Marlier decided to earn a Master of Public Administration (MPA) degree to go further in her field and become a better advocate for her amazing—but chronically underserved—students. Too often, she said, policymakers treat the special education community as an afterthought. As result, neither students nor educators receive the resources, access, or support they need to thrive.
“Instead of trying to get all the people who make the decisions to come and learn about my kids, I decided it was time I become one of those people myself.”
Balancing Career, Work, and Family
Marlier compared several universities and MPA programs, carefully evaluating factors like curricula, tuition, rankings, and reputation. The UNC School of Government consistently came out on top.
“They made me feel like they wanted to see how we could grow, learn and do great things together—like I wasn’t just a tuition check.”
While she was initially hesitant about the prospect of learning online, Marlier said the relationships she has developed in her first two semesters are much like the ones she’d expect to develop through an in-person program.
“I have really gotten to know my peers and form friendships. We email, find each other on LinkedIn and Facebook, and use the chat feature during class…sometimes more than we should!”
As the single mother of an eight-year-old son and a three-month-old puppy, Marlier said the program has allowed her to balance professional, academic, and personal priorities.
“I don’t have any family here in Kansas, so going to class in person would mean paying a babysitter. On a teacher’s salary, the cost of going back to school and raising a kid is already stretching my budget paper-thin.”
Instead, Marlier and her son can spend more time together, eat a meal, and play with the dog before she starts class. It’s not always perfect, but it’s not impossible either.
“[During class], he always has a question or two, typically about how many healthy snacks he has to eat before he can have something sugary, but the professors are very understanding.”
The best part? The opportunity to set a powerful example.
“I get to show my son that there are no excuses for not going after what you want in life. He sees that every Tuesday when I log into class.”
Creating a Tar Heel Community
Though Marlier is based in Kansas, she has already started building a local Tar Heel network.
“Several members of my school district’s Central Office, including our superintendent, are UNC alumni, so becoming a Tar Heel myself is definitely a great ice breaker,” she said. “I have even come into my classroom to find a ‘Go Heels’ Post-It on my UNC water bottle from an unknown visitor.”
Professionally, Marlier no longer has to rely on others to speak up for her students and fellow educators.
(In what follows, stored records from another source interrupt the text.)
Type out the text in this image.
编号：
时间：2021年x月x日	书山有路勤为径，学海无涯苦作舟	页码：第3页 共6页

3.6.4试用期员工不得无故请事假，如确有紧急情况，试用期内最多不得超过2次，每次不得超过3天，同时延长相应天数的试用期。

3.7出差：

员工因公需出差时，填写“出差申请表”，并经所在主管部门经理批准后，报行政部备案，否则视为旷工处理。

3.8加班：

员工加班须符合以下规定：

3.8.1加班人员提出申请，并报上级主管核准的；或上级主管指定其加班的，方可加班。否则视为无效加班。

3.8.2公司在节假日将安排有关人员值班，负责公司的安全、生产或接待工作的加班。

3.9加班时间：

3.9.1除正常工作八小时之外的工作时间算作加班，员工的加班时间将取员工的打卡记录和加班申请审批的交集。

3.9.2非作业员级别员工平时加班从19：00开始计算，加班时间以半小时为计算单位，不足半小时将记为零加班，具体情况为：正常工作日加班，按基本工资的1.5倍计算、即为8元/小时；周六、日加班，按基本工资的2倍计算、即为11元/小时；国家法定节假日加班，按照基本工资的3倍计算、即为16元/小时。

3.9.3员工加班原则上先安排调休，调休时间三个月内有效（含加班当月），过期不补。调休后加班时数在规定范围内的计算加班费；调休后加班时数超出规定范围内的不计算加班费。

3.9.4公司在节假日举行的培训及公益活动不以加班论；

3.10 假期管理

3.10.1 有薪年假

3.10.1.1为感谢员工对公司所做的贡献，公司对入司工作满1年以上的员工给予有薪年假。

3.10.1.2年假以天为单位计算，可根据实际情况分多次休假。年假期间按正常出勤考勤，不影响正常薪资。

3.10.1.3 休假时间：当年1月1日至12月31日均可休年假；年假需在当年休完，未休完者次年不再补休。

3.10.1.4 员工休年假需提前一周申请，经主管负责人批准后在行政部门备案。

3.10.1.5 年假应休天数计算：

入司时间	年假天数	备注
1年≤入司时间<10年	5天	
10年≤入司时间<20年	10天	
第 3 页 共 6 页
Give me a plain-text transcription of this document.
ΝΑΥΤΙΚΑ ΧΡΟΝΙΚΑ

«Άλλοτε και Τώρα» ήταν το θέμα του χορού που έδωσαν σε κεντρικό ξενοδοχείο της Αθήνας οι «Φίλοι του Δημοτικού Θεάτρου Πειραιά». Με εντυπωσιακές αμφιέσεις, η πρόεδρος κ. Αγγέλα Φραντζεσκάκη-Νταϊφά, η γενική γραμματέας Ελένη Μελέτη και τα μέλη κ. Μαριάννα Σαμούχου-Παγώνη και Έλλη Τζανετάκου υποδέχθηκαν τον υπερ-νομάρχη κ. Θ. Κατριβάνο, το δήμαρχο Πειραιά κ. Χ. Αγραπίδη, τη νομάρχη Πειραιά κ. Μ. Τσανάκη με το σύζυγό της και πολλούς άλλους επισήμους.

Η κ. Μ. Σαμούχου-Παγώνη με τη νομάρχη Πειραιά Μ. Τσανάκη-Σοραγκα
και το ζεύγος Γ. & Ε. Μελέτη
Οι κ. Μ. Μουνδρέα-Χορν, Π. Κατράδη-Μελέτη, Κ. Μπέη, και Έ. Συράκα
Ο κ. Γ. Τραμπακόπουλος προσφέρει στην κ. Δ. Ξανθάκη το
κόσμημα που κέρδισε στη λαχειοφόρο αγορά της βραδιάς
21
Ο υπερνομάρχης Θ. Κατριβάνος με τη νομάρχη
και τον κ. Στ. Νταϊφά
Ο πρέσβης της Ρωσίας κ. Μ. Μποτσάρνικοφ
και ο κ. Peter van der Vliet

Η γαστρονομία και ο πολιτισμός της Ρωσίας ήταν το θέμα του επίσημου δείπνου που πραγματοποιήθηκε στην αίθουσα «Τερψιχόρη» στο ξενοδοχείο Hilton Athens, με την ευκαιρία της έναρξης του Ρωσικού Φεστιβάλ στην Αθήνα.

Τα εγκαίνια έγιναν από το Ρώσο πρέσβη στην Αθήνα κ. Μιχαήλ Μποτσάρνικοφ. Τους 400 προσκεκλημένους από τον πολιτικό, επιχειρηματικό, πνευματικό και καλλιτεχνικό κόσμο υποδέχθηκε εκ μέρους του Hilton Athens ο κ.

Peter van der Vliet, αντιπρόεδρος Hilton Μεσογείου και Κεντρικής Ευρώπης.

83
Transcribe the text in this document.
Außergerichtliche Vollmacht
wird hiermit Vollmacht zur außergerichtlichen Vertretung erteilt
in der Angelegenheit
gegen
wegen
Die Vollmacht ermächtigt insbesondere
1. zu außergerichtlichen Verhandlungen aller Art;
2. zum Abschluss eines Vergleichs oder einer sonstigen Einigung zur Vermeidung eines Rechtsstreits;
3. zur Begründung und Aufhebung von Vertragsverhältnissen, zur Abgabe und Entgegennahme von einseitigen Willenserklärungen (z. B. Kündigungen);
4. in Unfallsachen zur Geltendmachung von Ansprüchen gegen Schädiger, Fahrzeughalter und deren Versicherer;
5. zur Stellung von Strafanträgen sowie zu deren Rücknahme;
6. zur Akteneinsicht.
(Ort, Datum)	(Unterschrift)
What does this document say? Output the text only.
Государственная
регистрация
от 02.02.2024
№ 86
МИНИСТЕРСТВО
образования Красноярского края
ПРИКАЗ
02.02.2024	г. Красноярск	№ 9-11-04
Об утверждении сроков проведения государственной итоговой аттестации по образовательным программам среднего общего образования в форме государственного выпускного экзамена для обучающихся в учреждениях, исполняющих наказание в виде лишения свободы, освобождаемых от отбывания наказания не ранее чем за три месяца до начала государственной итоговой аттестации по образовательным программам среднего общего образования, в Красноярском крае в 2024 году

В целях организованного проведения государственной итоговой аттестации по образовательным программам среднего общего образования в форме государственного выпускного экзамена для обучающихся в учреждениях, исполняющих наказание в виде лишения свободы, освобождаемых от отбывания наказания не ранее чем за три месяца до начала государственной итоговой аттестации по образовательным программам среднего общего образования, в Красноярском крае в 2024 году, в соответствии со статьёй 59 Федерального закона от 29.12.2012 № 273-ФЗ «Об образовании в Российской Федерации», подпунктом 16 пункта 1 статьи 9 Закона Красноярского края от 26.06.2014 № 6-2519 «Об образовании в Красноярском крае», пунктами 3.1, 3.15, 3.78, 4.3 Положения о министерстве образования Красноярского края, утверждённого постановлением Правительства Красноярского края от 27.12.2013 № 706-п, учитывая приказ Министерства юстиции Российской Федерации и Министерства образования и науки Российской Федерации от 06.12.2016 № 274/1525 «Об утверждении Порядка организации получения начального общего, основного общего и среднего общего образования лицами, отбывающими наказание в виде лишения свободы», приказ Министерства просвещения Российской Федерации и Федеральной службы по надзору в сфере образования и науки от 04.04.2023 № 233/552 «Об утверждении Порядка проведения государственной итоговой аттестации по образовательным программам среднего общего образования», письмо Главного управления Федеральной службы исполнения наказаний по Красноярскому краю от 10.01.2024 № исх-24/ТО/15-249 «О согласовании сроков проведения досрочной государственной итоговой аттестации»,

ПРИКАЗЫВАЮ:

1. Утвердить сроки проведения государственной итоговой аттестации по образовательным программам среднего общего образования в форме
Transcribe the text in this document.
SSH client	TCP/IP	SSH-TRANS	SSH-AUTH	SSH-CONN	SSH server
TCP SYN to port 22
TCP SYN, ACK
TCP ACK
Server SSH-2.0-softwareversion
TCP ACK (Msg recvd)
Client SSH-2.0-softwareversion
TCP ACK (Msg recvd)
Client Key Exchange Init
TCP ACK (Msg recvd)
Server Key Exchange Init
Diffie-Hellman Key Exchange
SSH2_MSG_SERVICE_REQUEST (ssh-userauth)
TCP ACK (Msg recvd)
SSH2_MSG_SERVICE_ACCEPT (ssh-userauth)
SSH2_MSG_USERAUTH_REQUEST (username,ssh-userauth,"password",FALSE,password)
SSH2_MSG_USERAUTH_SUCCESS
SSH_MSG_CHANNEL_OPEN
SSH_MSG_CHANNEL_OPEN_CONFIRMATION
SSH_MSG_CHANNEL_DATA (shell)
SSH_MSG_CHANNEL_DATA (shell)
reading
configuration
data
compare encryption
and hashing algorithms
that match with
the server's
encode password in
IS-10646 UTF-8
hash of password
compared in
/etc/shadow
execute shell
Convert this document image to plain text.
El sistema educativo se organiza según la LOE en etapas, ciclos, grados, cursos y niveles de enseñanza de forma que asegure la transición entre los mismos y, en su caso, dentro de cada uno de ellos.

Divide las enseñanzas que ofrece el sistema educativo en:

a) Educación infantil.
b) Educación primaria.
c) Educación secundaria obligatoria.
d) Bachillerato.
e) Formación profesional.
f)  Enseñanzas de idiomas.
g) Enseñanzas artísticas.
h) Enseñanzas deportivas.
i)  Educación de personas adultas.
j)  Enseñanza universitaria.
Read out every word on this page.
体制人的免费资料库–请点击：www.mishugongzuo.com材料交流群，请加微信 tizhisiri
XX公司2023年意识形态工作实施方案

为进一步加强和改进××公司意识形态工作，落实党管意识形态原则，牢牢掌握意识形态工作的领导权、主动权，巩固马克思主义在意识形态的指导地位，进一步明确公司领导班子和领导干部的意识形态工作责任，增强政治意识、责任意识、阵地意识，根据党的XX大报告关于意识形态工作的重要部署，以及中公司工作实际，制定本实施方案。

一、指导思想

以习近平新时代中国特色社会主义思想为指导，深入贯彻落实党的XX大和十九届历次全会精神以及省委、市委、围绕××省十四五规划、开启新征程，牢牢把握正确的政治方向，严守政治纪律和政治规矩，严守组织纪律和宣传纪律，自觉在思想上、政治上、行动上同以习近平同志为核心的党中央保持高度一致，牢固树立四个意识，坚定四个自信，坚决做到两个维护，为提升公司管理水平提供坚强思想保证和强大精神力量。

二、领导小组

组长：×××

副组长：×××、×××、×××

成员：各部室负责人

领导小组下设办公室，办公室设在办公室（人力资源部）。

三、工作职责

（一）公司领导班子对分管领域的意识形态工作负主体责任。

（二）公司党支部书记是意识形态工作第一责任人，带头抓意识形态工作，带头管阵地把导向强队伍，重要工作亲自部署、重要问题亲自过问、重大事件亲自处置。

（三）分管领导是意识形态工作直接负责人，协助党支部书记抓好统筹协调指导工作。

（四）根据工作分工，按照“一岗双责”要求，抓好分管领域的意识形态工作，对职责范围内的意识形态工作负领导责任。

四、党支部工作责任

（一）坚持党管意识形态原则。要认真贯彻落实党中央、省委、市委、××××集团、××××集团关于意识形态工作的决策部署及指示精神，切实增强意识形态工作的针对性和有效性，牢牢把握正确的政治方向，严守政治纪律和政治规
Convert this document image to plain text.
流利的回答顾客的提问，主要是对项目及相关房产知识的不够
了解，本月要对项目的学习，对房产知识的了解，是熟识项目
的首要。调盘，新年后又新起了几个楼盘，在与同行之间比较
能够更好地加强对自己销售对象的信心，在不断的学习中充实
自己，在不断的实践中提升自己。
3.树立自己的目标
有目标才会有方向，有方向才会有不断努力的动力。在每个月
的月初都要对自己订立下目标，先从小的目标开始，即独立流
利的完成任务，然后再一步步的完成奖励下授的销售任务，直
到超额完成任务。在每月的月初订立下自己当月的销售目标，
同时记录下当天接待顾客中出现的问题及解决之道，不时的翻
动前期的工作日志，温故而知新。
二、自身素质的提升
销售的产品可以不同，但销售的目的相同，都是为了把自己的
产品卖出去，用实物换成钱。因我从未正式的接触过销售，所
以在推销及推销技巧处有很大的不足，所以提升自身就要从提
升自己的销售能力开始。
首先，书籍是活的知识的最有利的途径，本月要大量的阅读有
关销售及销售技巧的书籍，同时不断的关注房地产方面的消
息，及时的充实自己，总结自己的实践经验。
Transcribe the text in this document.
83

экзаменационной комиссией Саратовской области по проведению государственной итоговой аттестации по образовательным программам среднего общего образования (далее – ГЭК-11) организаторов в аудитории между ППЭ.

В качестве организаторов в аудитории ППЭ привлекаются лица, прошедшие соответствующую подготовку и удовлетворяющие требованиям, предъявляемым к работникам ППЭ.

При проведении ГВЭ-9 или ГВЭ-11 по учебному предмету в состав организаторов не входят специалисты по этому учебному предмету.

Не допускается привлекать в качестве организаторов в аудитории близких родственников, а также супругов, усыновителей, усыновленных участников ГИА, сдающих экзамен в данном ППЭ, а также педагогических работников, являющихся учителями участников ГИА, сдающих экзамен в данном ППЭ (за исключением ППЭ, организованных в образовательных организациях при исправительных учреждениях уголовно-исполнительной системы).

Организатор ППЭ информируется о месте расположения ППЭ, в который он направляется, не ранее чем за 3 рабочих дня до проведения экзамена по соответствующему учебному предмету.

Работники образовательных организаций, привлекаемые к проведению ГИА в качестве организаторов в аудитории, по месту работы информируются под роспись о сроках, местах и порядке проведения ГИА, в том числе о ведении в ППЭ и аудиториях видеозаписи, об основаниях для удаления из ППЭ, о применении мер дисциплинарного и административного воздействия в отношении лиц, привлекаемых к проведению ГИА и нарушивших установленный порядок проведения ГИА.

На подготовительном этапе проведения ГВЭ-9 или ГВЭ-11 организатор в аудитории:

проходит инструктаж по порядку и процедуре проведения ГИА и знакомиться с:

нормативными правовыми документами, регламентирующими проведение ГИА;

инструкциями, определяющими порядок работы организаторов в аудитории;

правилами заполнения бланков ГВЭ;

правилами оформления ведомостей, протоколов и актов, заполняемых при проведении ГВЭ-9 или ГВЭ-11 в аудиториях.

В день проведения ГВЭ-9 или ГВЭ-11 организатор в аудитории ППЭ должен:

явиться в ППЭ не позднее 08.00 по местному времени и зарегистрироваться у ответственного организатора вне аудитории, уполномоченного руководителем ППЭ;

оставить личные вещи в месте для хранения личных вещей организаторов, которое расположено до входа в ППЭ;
After beginning the MPA program, she put her new skills to work immediately by joining her school district’s Strategic Planning Committee as well as the Kansas National Education Association negotiating team.
“I get to make sure that my students and their needs are considered through every step of that process. As I continue to reach out to more public servants and get involved in more committees, I can’t wait to see how our efforts will translate into new initiatives and systemwide changes for my students.”